Wolf’s encyclopedic musical knowledge came in handy when he and some like-minded Boston players formed the J. Geils Band, much of whose early repertoire was drawn from Wolf’s vast record collection. The band soon became a local favorite injecting a much-needed jolt of raw, uninhibited rock 'n’ roll into the '70s scene and was soon signed by Jerry Wexler for Atlantic Records. Between 1970 and 1983, the J. Geils Band released 13 influential albums, topped the pop single charts with 1981’s “Freeze Frame,” “Love Stinks,” “Centerfold,” and earned a reputation as one of rock’s most exciting live acts, thanks in large part to Wolf’s flamboyant, hyperactive stage presence.
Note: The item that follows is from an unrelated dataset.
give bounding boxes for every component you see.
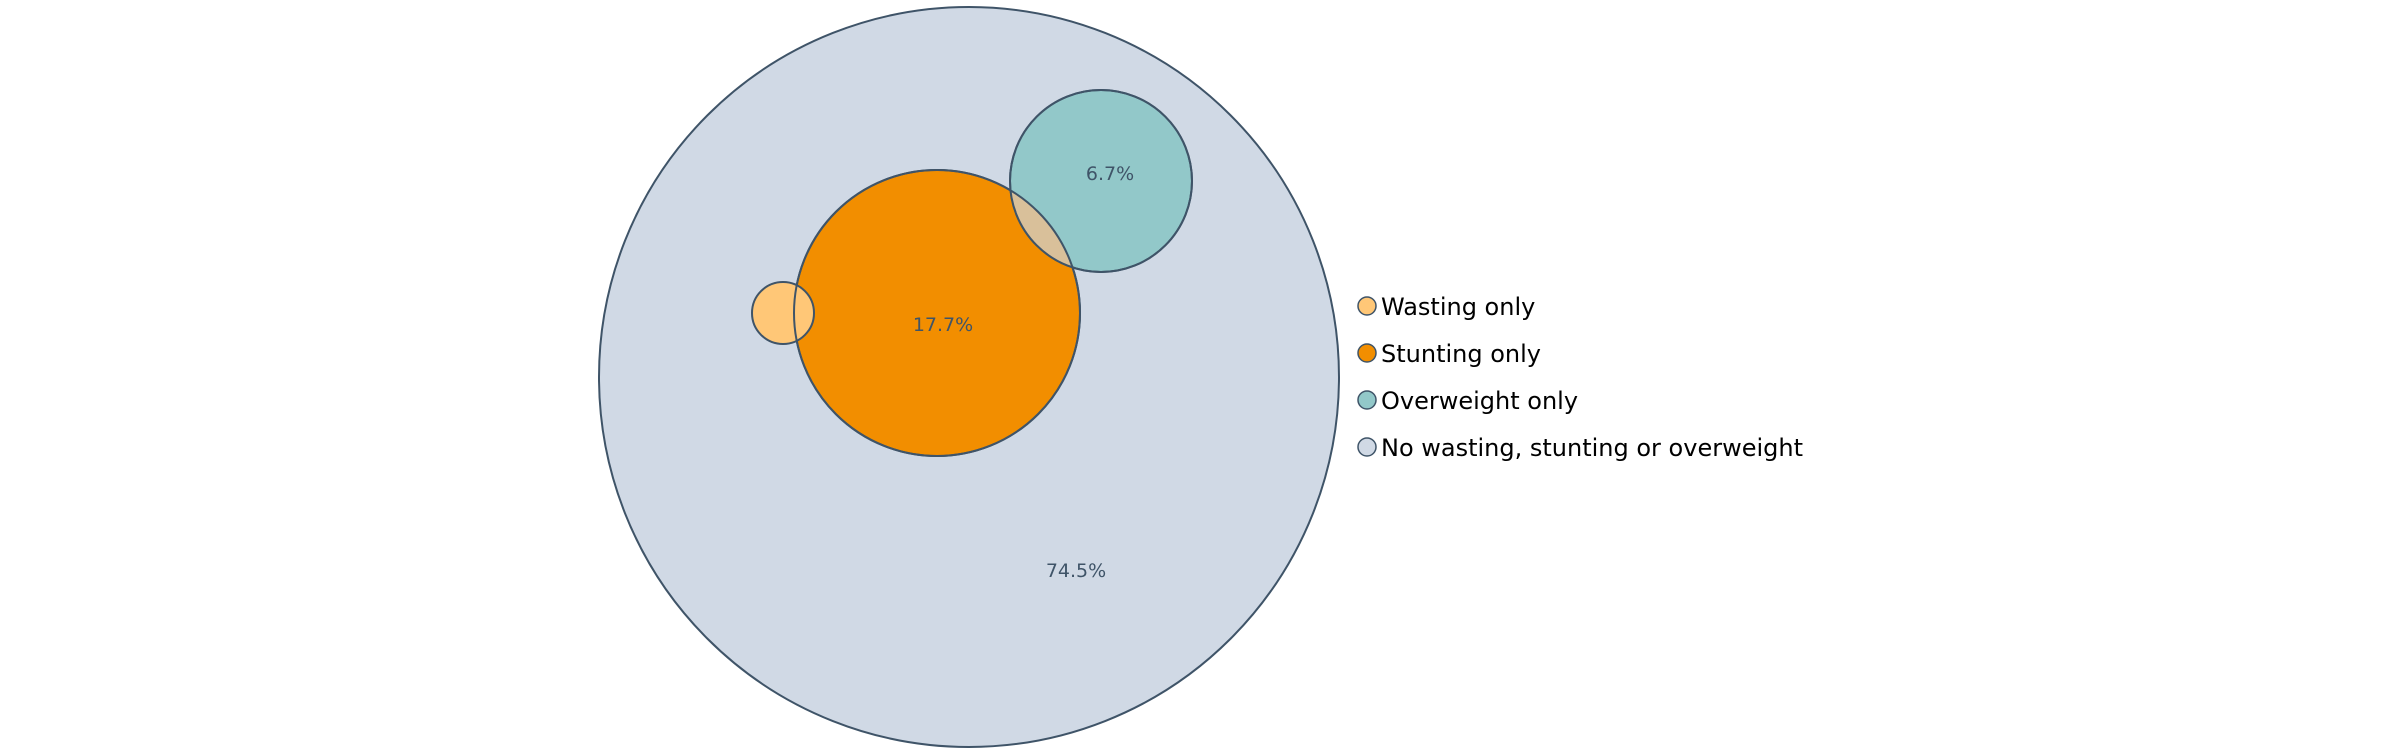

After going solo with 1984’s Lights Out, Wolf continued to stake out new musical territory with the subsequent releases Lights Out, Come As You Are, Up to No Good, Long Line, Fool’s Parade, Sleepless and Midnight Souvenirs, and A Cure For Loneliness. His solo work has seen him collaborate with the likes of Aretha Franklin, Merle Haggard, John Lee Hooker, Mick Jagger, Keith Richards, Little Milton, Wilson Pickett, Shelby Lynne and Neko Case. Wolf temporarily reunited with his J. Geils Band cohorts for live shows on several occasions between 1999 and 2015, but his solo career has remained his creative focus, as A Cure for Loneliness makes clear.